Am I going anywhere with this? Well, there’s a piece in The Washigton Post today that echoes those desparate, tautological claims that Soviet despotism provided no argument against “true communism,” for “true communism” was defined as non-despotic. The current mess in Lebanon provides no argument against democracy promotion, argues Steven Cook, because:
participating in a free and fair election does not necessarily imply that an organization is democratic. While Hamas and Hezbollah may have embraced the procedures of democracy, there is no evidence that they have embraced the rule of law, the rights of women and minorities, political and religious tolerance, and alternation of power.
But of course, these are precisely the components of democracy—or, more properly, liberal democracy—that one cannot easily “promote.” If you want to set off rapid change abroad, it is possible, if difficult, to go about imposing relatively open elections within a short period. It is essentially impossible to impose the kind of deep mores that make democracy work. This is why, as folk like Jack Snyder have argued, transitions to democracy so often result in violence rather than “democratic peace,” because it leads to a period during which no stable form of public reason has had a chance to evolve. It creates, in other words, a collective identity which as yet has no content: Citizens are bound together before there can be any confidence they’re bound to something healthy. (Incidentally, I talked to Snyder for a piece expressing skepticism about democracy promotion as a security strategy a while back.)

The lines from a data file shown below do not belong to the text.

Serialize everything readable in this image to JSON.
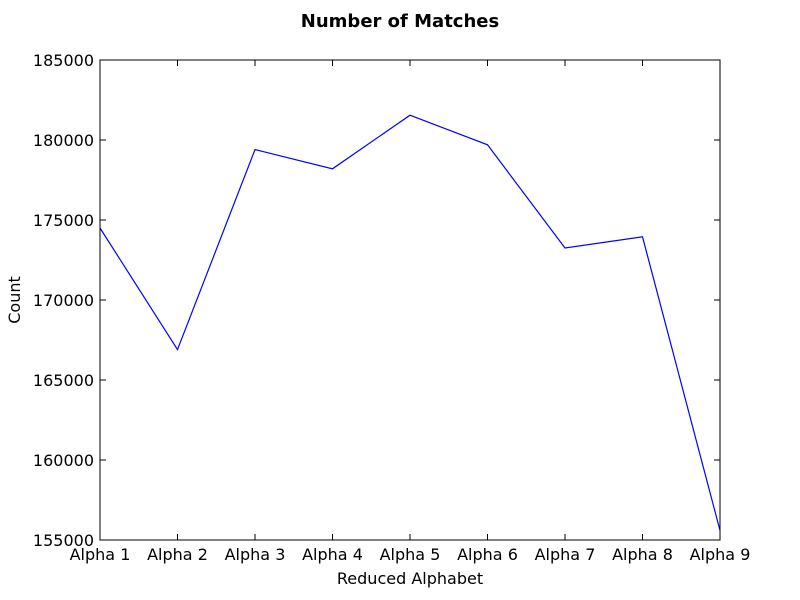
{
  "chart_data": {
    "type": "line",
    "title": "Number of Matches",
    "xlabel": "Reduced Alphabet",
    "ylabel": "Count",
    "categories": [
      "Alpha 1",
      "Alpha 2",
      "Alpha 3",
      "Alpha 4",
      "Alpha 5",
      "Alpha 6",
      "Alpha 7",
      "Alpha 8",
      "Alpha 9"
    ],
    "series": [
      {
        "color": "#0000ff",
        "values": [
          174500,
          166900,
          179400,
          178200,
          181550,
          179700,
          173250,
          173950,
          155600
        ]
      }
    ],
    "ylim": [
      155000,
      185000
    ],
    "yticks": [
      155000,
      160000,
      165000,
      170000,
      175000,
      180000,
      185000
    ],
    "ytick_labels": [
      "155000",
      "160000",
      "165000",
      "170000",
      "175000",
      "180000",
      "185000"
    ],
    "grid": false,
    "legend": "none"
  }
}
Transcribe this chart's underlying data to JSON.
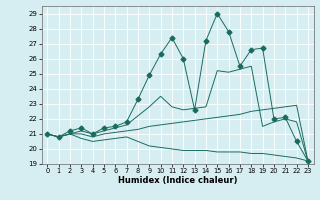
{
  "title": "",
  "xlabel": "Humidex (Indice chaleur)",
  "xlim": [
    -0.5,
    23.5
  ],
  "ylim": [
    19,
    29.5
  ],
  "yticks": [
    19,
    20,
    21,
    22,
    23,
    24,
    25,
    26,
    27,
    28,
    29
  ],
  "xticks": [
    0,
    1,
    2,
    3,
    4,
    5,
    6,
    7,
    8,
    9,
    10,
    11,
    12,
    13,
    14,
    15,
    16,
    17,
    18,
    19,
    20,
    21,
    22,
    23
  ],
  "bg_color": "#d6eef2",
  "grid_color": "#b8d8dc",
  "line_color": "#1a6b5e",
  "lines": [
    {
      "x": [
        0,
        1,
        2,
        3,
        4,
        5,
        6,
        7,
        8,
        9,
        10,
        11,
        12,
        13,
        14,
        15,
        16,
        17,
        18,
        19,
        20,
        21,
        22,
        23
      ],
      "y": [
        21.0,
        20.8,
        21.0,
        20.7,
        20.5,
        20.6,
        20.7,
        20.8,
        20.5,
        20.2,
        20.1,
        20.0,
        19.9,
        19.9,
        19.9,
        19.8,
        19.8,
        19.8,
        19.7,
        19.7,
        19.6,
        19.5,
        19.4,
        19.2
      ],
      "marker": null
    },
    {
      "x": [
        0,
        1,
        2,
        3,
        4,
        5,
        6,
        7,
        8,
        9,
        10,
        11,
        12,
        13,
        14,
        15,
        16,
        17,
        18,
        19,
        20,
        21,
        22,
        23
      ],
      "y": [
        21.0,
        20.8,
        21.0,
        21.0,
        20.8,
        21.0,
        21.1,
        21.2,
        21.3,
        21.5,
        21.6,
        21.7,
        21.8,
        21.9,
        22.0,
        22.1,
        22.2,
        22.3,
        22.5,
        22.6,
        22.7,
        22.8,
        22.9,
        19.2
      ],
      "marker": null
    },
    {
      "x": [
        0,
        1,
        2,
        3,
        4,
        5,
        6,
        7,
        8,
        9,
        10,
        11,
        12,
        13,
        14,
        15,
        16,
        17,
        18,
        19,
        20,
        21,
        22,
        23
      ],
      "y": [
        21.0,
        20.8,
        21.0,
        21.2,
        21.0,
        21.2,
        21.4,
        21.6,
        22.2,
        22.8,
        23.5,
        22.8,
        22.6,
        22.7,
        22.8,
        25.2,
        25.1,
        25.3,
        25.5,
        21.5,
        21.8,
        22.0,
        21.8,
        19.2
      ],
      "marker": null
    },
    {
      "x": [
        0,
        1,
        2,
        3,
        4,
        5,
        6,
        7,
        8,
        9,
        10,
        11,
        12,
        13,
        14,
        15,
        16,
        17,
        18,
        19,
        20,
        21,
        22,
        23
      ],
      "y": [
        21.0,
        20.8,
        21.2,
        21.4,
        21.0,
        21.4,
        21.5,
        21.8,
        23.3,
        24.9,
        26.3,
        27.4,
        26.0,
        22.6,
        27.2,
        29.0,
        27.8,
        25.5,
        26.6,
        26.7,
        22.0,
        22.1,
        20.5,
        19.2
      ],
      "marker": "D",
      "markersize": 2.5
    }
  ]
}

Let me try to tie this together a bit. Public reason in a pluralist society is a way of trying to create a distinct, compartmentalized identity that allows otherwise very different people to deliberate together as citizens. Normally, this is good and necessary. The trouble is that this sort of compartmentalization can unmoor people, at least when they act in certain roles, from the restraints of their comprehensive conceptions, which will be a change for the worse if the new shared identity is not a benign one. Cook thinks we just need “more democracy” so that the voices of those who repudiate Hamas and Hezbollah can be given effect. This, I think, ignores the idea that how one feels about Hamas or Hezbollah may well be at least partly a function of whether they’re seen as representing a legitimate component of a shared Lebanese or Palestinian identity.